Writer Donn Bennett's piece, part interview and part photo essay, documents instruments spanning Ludwig, Pearl, DW, Gretsch, and Rogers. Mixed among the production kits are custom-built pieces and rare prototypes that never reached commercial release, the kind of one-offs that only accumulate when a drummer has enough standing to receive them directly from manufacturers. Greenburg oversees maintenance and preservation, keeping the instruments playable rather than simply shelved.

The collection's weight comes from its context. When the Average White Band, Duran Duran, Tom Petty and the Heartbreakers, and Aerosmith each needed to fill their drum seat, they called Ferrone. That depth of trust, repeated across four separate bands across four separate eras, makes his tonal preferences a working reference rather than a collector's indulgence.
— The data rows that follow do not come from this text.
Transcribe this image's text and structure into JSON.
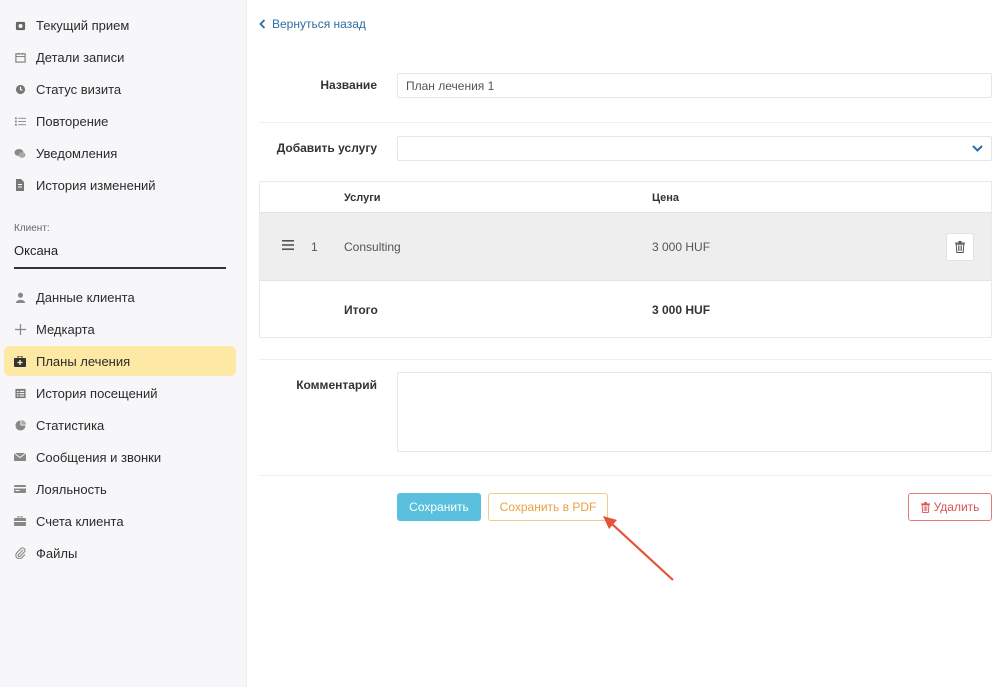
{
  "sidebar": {
    "items_top": [
      {
        "label": "Текущий прием",
        "icon": "camera-icon"
      },
      {
        "label": "Детали записи",
        "icon": "calendar-icon"
      },
      {
        "label": "Статус визита",
        "icon": "clock-icon"
      },
      {
        "label": "Повторение",
        "icon": "list-icon"
      },
      {
        "label": "Уведомления",
        "icon": "chat-icon"
      },
      {
        "label": "История изменений",
        "icon": "document-icon"
      }
    ],
    "client_label": "Клиент:",
    "client_name": "Оксана",
    "items_bottom": [
      {
        "label": "Данные клиента",
        "icon": "user-icon"
      },
      {
        "label": "Медкарта",
        "icon": "plus-icon"
      },
      {
        "label": "Планы лечения",
        "icon": "medkit-icon",
        "active": true
      },
      {
        "label": "История посещений",
        "icon": "table-icon"
      },
      {
        "label": "Статистика",
        "icon": "pie-chart-icon"
      },
      {
        "label": "Сообщения и звонки",
        "icon": "envelope-icon"
      },
      {
        "label": "Лояльность",
        "icon": "card-icon"
      },
      {
        "label": "Счета клиента",
        "icon": "briefcase-icon"
      },
      {
        "label": "Файлы",
        "icon": "paperclip-icon"
      }
    ]
  },
  "main": {
    "back_label": "Вернуться назад",
    "name_label": "Название",
    "name_value": "План лечения 1",
    "add_service_label": "Добавить услугу",
    "add_service_value": "",
    "table": {
      "col_services": "Услуги",
      "col_price": "Цена",
      "rows": [
        {
          "num": "1",
          "service": "Consulting",
          "price": "3 000 HUF"
        }
      ],
      "total_label": "Итого",
      "total_value": "3 000 HUF"
    },
    "comment_label": "Комментарий",
    "comment_value": "",
    "buttons": {
      "save": "Сохранить",
      "save_pdf": "Сохранить в PDF",
      "delete": "Удалить"
    }
  },
  "colors": {
    "active_bg": "#fde9a4",
    "link": "#2e6da4",
    "save_bg": "#5bc0de",
    "pdf_border": "#f3c98d",
    "pdf_text": "#e8a23f",
    "delete": "#d9534f",
    "arrow": "#e5533a"
  }
}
Three pieces in particular translate directly for drummers working with standard setups. The Pearl SF1465, his 14x6.5" tube-lug brass signature snare, delivers a dark, cutting crack that sits inside a mix rather than on top of it. The tube lug construction reduces extraneous overtones without deadening the shell response. That character is accessible in any quality brass snare at 6.5" depth: the shell dimensions do more acoustic work than the model designation.
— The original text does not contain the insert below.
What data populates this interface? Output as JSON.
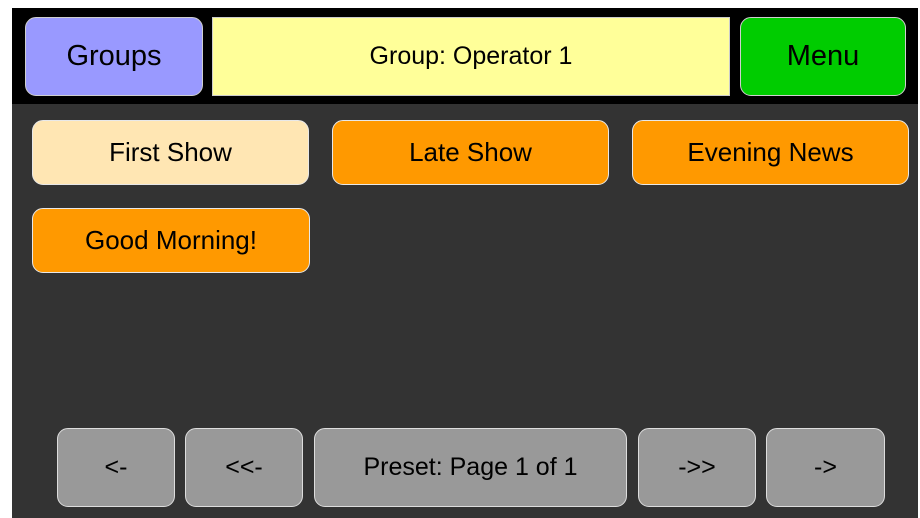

His Gretsch Broadkaster in Cadillac Green Silver Duco reflects a long-standing preference for large shells. The configuration runs a 14x24" kick drum alongside 16x16" and 16x18" floor toms, with a 6.5x14" Steve Ferrone Signature Snare and a Bell Brass as a secondary option. A 24" bass drum pushes low-end into a room without heavy processing, which matters when a kick needs to cut through a dense arrangement at full volume. Scaling floor tom sizes proportionally upward from a 22" kick, rather than defaulting to standard 14x14" sizing, achieves much of the same projection without a full kit replacement.

At the early end of the timeline sit the Rogers drums, representing Ferrone's professional roots in the mid-1970s. Rogers kits from that period remain available through vintage dealers at prices well below comparable new wood, and their bearing edge geometry yields a warmth that newer production shells frequently spend considerable processing time trying to replicate.

The collection is less a museum than a compressed record of how instrument choices respond to musical demands. Every kit in that warehouse earned its place by doing something specific that nothing else in the room was doing at the time.